What makes the business easy to understand is that flavor is a basic need in both home cooking and commercial food production. McCormick earns money each time a customer buys its branded products or its foodservice and industrial ingredients. Its business depends on long-running habits, everyday use, and the fact that many manufacturers prefer a reliable supplier that can deliver the same taste, quality, and blending expertise over and over.
Strong quarter: McCormick said second-quarter results were strong, with sales up 14% in constant currency, organic sales up 2%, and adjusted EPS up 16%.
Flavor Solutions led: The biggest growth engine was Flavor Solutions, where volume came in better than expected and momentum was broad-based across customers and regions.
Consumer softness: U.S. spices and seasonings and some Consumer segments were pressured by wider price gaps, softer demand patterns and higher price sensitivity, especially in the Americas.

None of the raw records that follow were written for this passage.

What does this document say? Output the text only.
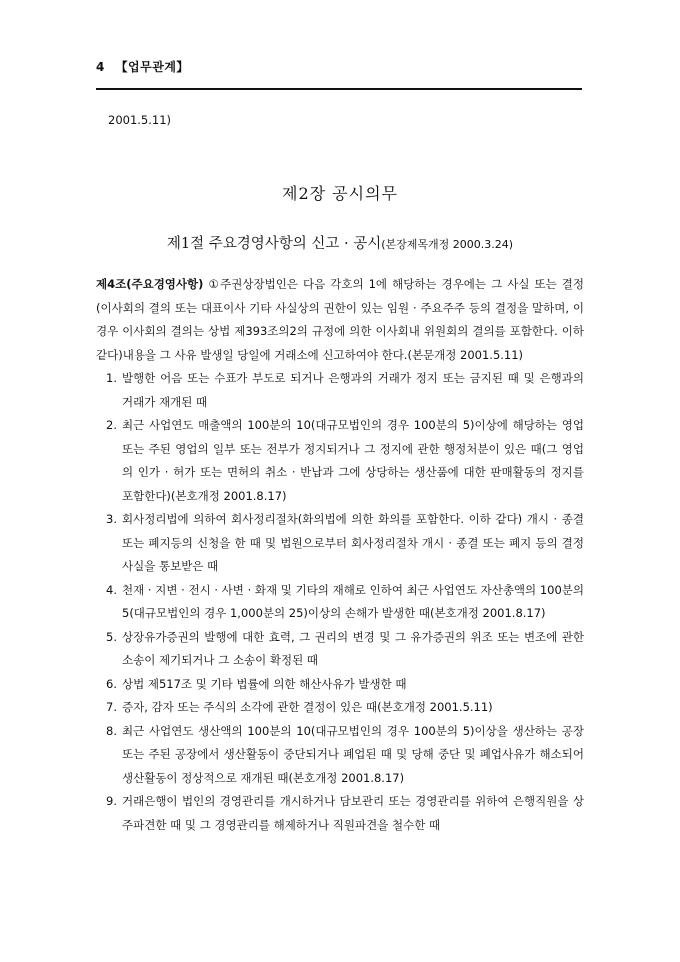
4 【업무관계】
2001.5.11)
제2장 공시의무
제1절 주요경영사항의 신고 · 공시(본장제목개정 2000.3.24)

제4조(주요경영사항) ①주권상장법인은 다음 각호의 1에 해당하는 경우에는 그 사실 또는 결정(이사회의 결의 또는 대표이사 기타 사실상의 권한이 있는 임원 · 주요주주 등의 결정을 말하며, 이 경우 이사회의 결의는 상법 제393조의2의 규정에 의한 이사회내 위원회의 결의를 포함한다. 이하 같다)내용을 그 사유 발생일 당일에 거래소에 신고하여야 한다.(본문개정 2001.5.11)

1. 발행한 어음 또는 수표가 부도로 되거나 은행과의 거래가 정지 또는 금지된 때 및 은행과의 거래가 재개된 때
2. 최근 사업연도 매출액의 100분의 10(대규모법인의 경우 100분의 5)이상에 해당하는 영업 또는 주된 영업의 일부 또는 전부가 정지되거나 그 정지에 관한 행정처분이 있은 때(그 영업의 인가 · 허가 또는 면허의 취소 · 반납과 그에 상당하는 생산품에 대한 판매활동의 정지를 포함한다)(본호개정 2001.8.17)
3. 회사정리법에 의하여 회사정리절차(화의법에 의한 화의를 포함한다. 이하 같다) 개시 · 종결 또는 폐지등의 신청을 한 때 및 법원으로부터 회사정리절차 개시 · 종결 또는 폐지 등의 결정사실을 통보받은 때
4. 천재 · 지변 · 전시 · 사변 · 화재 및 기타의 재해로 인하여 최근 사업연도 자산총액의 100분의 5(대규모법인의 경우 1,000분의 25)이상의 손해가 발생한 때(본호개정 2001.8.17)
5. 상장유가증권의 발행에 대한 효력, 그 권리의 변경 및 그 유가증권의 위조 또는 변조에 관한 소송이 제기되거나 그 소송이 확정된 때
6. 상법 제517조 및 기타 법률에 의한 해산사유가 발생한 때
7. 증자, 감자 또는 주식의 소각에 관한 결정이 있은 때(본호개정 2001.5.11)
8. 최근 사업연도 생산액의 100분의 10(대규모법인의 경우 100분의 5)이상을 생산하는 공장 또는 주된 공장에서 생산활동이 중단되거나 폐업된 때 및 당해 중단 및 폐업사유가 해소되어 생산활동이 정상적으로 재개된 때(본호개정 2001.8.17)
9. 거래은행이 법인의 경영관리를 개시하거나 담보관리 또는 경영관리를 위하여 은행직원을 상주파견한 때 및 그 경영관리를 해제하거나 직원파견을 철수한 때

Margins improved: Gross margin expanded 270 basis points, helped by McCormick de Mexico, a tariff refund, pricing and productivity gains, though commodity and inflation pressures remain.
Outlook steady: Management kept the full-year 2026 outlook broadly intact, including gross margin expansion of 100 to 120 basis points and continued volume improvement in the second half.
Unilever progress: McCormick said it remains confident in the Unilever Foods deal, with integration planning on track and the company reaffirming its long-term synergy and EPS accretion targets.